Voraussetzung für den Aufenthalt von nicht erwerbstätigen EU-Staatsangehörige ist, dass sie über ausreichenden Krankenversicherungsschutz und ausreichende Existenzmittel verfügen. Nicht erwerbstätige EU-Staatsangehörige und ihre Familienangehörige haben keinen Zugang zum Sozialsicherungssystem.
Das Gesetz über die allgemeine Freizügigkeit von Unionsbürger (FreizügG) regelt die Einreise und den Aufenthalt von EU-Staatsangehörigen und ihrer Familienangehörigen.
Gesetz über die allgemeine Freizügigkeit von Unionsbürger FreizügG
Drittstaatangehörige bzw. nicht EU-Staatsbürger:
Drittstaatsangehörige bzw. Staatsangehörige eines Drittstaates, dass nicht Mitgliedstaat der europäischen Gemeinschaft ist, benötigen für ihre Einreise und ihren Aufenthalt in Deutschland einen Aufenthaltstitel. In der Regel ein Visum oder, je nach Zweck ihrer Einreise, eine der folgenden Aufenthaltserlaubnisse:- 1. Aufenthalt zum Zweck der Ausbildung (Studium, Sprachkurs, Schulbesuch)
- 2. Aufenthalt zum Zweck der Erwerbstätigkeit
- 3. Aufenthalt aus völkerrechtlichen, humanitären oder politischen Gründen (Asyl)
- 4. Aufenthalt aus familiären Gründen (Familiennachzug)
- 5. Aufenthalt aus besonderen Aufenthaltsrechten ( Wiederkehr, für ehemalige Deutsche oder für in anderen EU-Staaten langfristig Aufenthaltberechtigte.
Drittstaatsangehörige können nach einer bestimmten Zeit, wenn Sie es wünschen und Sie die restlichen Voraussetzungen erfüllen, eine Niederlassungserlaubnis oder auch die deutsche Staatsbürgerschaft beantragen.
Flüchtlinge, Asylbewerber, Asylberechtigte und Geduldete
Flüchtlinge verlassen Ihre Heimat unfreiwillig, um Schutz vor Gewalt, vor politischer oder sonstigen Verfolgung, vor Hunger, vor ökologischen Katastrophen oder andere Gründen, zu suchen.Die rechtliche Grundlage des internationalen Schutzes für Flüchtlinge bildet die Genfer Flüchtlingskonvention. Deutschland gehört, wie viele andere Länder auch, zu den Unterzeichnerstaaten. Die Genfer Flüchtlingskonvention definiert u. a. wer Flüchtling ist und welchen rechtlichen Schutz Flüchtlinge genießen.

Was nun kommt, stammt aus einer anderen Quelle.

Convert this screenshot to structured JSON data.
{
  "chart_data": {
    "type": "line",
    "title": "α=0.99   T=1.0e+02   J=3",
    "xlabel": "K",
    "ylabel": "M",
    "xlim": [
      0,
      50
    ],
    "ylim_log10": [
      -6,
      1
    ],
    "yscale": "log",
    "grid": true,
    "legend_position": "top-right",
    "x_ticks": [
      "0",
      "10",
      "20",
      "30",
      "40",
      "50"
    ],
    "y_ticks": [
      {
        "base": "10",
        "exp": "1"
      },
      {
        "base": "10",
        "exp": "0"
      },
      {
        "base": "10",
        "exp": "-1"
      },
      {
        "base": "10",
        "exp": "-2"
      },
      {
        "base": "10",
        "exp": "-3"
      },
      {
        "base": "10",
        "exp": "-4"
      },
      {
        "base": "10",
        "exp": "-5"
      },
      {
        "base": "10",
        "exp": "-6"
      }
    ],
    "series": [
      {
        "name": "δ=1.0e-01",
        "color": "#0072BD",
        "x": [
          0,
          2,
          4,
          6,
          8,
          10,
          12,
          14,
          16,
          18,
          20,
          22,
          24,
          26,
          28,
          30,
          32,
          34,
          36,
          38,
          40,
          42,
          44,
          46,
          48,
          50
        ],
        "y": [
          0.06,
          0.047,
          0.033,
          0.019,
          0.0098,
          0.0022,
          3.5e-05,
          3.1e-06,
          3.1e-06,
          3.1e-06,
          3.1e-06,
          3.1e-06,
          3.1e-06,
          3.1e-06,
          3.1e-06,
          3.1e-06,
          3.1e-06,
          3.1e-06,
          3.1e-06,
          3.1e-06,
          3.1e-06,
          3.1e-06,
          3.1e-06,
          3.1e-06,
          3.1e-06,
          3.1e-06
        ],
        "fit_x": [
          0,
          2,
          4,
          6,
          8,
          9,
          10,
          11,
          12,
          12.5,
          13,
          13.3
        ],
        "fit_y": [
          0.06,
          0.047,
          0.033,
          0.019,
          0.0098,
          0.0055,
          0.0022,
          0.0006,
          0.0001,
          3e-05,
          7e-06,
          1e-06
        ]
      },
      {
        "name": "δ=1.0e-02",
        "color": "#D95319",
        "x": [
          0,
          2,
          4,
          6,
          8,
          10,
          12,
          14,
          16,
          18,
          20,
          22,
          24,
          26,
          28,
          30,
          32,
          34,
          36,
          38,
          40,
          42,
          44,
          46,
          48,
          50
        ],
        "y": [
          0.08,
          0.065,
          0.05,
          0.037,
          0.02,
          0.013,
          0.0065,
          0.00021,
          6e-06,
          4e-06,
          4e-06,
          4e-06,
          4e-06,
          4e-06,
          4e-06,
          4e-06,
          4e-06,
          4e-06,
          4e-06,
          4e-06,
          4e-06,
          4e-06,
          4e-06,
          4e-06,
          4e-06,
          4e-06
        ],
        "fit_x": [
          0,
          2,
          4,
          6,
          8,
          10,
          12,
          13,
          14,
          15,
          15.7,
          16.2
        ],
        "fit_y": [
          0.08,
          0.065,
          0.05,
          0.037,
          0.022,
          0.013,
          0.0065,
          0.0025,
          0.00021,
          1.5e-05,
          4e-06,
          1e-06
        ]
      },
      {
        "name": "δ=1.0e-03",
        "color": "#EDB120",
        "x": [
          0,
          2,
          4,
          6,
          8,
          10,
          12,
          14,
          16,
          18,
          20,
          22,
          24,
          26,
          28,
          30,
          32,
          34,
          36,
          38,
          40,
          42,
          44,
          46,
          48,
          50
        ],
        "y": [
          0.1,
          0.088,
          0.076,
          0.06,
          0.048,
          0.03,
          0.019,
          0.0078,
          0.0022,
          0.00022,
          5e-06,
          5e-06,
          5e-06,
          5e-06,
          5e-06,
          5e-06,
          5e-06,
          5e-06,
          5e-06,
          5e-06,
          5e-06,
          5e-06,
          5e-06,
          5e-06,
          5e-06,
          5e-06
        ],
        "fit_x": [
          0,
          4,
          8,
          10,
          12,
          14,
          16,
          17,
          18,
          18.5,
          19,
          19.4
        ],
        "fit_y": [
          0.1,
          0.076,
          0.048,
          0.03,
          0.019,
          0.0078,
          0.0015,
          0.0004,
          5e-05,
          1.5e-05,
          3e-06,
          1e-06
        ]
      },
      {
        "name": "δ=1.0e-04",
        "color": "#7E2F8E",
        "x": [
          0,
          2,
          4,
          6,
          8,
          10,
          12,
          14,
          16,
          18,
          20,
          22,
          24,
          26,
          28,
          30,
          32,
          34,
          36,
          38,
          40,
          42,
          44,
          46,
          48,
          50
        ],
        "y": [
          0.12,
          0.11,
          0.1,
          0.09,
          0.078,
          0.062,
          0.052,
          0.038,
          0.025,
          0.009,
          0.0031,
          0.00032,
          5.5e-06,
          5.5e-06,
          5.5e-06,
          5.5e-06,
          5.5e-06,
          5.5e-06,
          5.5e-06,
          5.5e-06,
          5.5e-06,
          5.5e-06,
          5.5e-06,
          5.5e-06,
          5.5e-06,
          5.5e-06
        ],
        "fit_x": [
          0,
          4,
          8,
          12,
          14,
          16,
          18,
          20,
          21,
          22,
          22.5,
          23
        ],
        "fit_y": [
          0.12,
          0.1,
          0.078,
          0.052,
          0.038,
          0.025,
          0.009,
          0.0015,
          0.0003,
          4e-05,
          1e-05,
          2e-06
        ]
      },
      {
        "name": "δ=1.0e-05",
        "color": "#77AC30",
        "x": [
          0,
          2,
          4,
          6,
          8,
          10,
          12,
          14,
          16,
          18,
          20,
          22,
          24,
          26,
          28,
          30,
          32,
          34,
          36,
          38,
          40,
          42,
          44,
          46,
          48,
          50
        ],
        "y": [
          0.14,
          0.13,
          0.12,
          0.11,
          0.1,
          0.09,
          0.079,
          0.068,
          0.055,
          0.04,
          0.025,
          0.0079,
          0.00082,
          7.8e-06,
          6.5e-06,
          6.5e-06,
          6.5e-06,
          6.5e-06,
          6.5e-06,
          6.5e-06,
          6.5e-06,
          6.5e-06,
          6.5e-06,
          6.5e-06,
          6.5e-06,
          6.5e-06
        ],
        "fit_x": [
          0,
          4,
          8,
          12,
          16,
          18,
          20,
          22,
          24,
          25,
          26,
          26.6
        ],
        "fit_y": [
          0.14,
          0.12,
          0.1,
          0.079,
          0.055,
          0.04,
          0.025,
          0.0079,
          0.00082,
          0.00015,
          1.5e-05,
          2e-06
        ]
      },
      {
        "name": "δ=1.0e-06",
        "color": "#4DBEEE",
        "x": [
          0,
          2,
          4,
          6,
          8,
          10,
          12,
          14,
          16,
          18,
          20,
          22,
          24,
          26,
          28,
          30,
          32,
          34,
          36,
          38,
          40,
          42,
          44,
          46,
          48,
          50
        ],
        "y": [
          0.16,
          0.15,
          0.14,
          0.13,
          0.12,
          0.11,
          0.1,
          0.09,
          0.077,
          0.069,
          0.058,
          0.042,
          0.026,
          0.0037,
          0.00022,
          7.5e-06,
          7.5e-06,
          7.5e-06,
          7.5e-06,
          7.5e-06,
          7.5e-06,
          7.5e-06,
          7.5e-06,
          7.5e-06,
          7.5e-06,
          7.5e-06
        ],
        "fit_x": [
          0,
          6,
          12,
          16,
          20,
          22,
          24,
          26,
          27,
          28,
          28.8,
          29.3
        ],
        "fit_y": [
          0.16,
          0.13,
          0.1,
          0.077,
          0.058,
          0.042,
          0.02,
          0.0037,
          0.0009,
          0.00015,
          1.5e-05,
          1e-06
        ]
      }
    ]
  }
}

Genfer Flüchtlingskonvention
Das Grundgesetz garantiert in § 16a GG Satz 1: „Politisch Verfolgte genießen Asylrecht“.
Grundgesetz
Asylbewerber
Asylbewerber sind in der Regel Drittstaatsangehörige, die nach Europa bzw. Deutschland eingereist sind, Asyl beantragt haben und ihr Asylverfahren noch nicht abgeschlossen wurde.www.fluechtlingsrat-nrw.de
http://www.asyl.net
http://www.proasyl.de
http://www.amnesty.de
www.koelner-fluechtlingsrat.de
Pro Asyl Lechenich und ökumenischer Arbeitskreis Flüchtlingshilfe Liblar
Das Bundesamt für Migration und Flüchtlinge (BAMF) ist u. a. mit der Durchführung des Asylverfahrens beauftragt.
Im Asylverfahren wird nach sorgfältiger Prüfung und persönlicher Anhörung des Bewerbers, festgestellt, ob ein Anspruch auf politisches Asyl (§ 16aGG) besteht, ob es sich bei den Antragstellenden um Flüchtlinge im Sinne der Genfer Flüchtlingskonvention handelt oder ob Abschiebungshindernisse nach § 60 Abs. 1 des Aufenthaltsgesetzes, wie Gefahren für Leib und Leben, Gefahr der Folter, drohende Todesstrafe oder Ähnliches vorliegen. Die Durchführung des Asylverfahrens wird im Asylverfahrensgesetz geregelt.
Asylverfahren
Asylbewerber werden für die Dauer des Asylverfahrens nach einem Schlüssel an die Städte und Gemeinden zugewiesen. Die Dauer des Asylverfahrens ist unterschiedlich d.h. von einige Monate bis mehrere Jahre dauern und hängt von verschieden Faktoren ab. Asylbewerber erhalten eine befristete Aufenthaltsgestattung. Bei der Aufenthaltsgestattung handelt es sich nicht um einen Aufenthaltstitel.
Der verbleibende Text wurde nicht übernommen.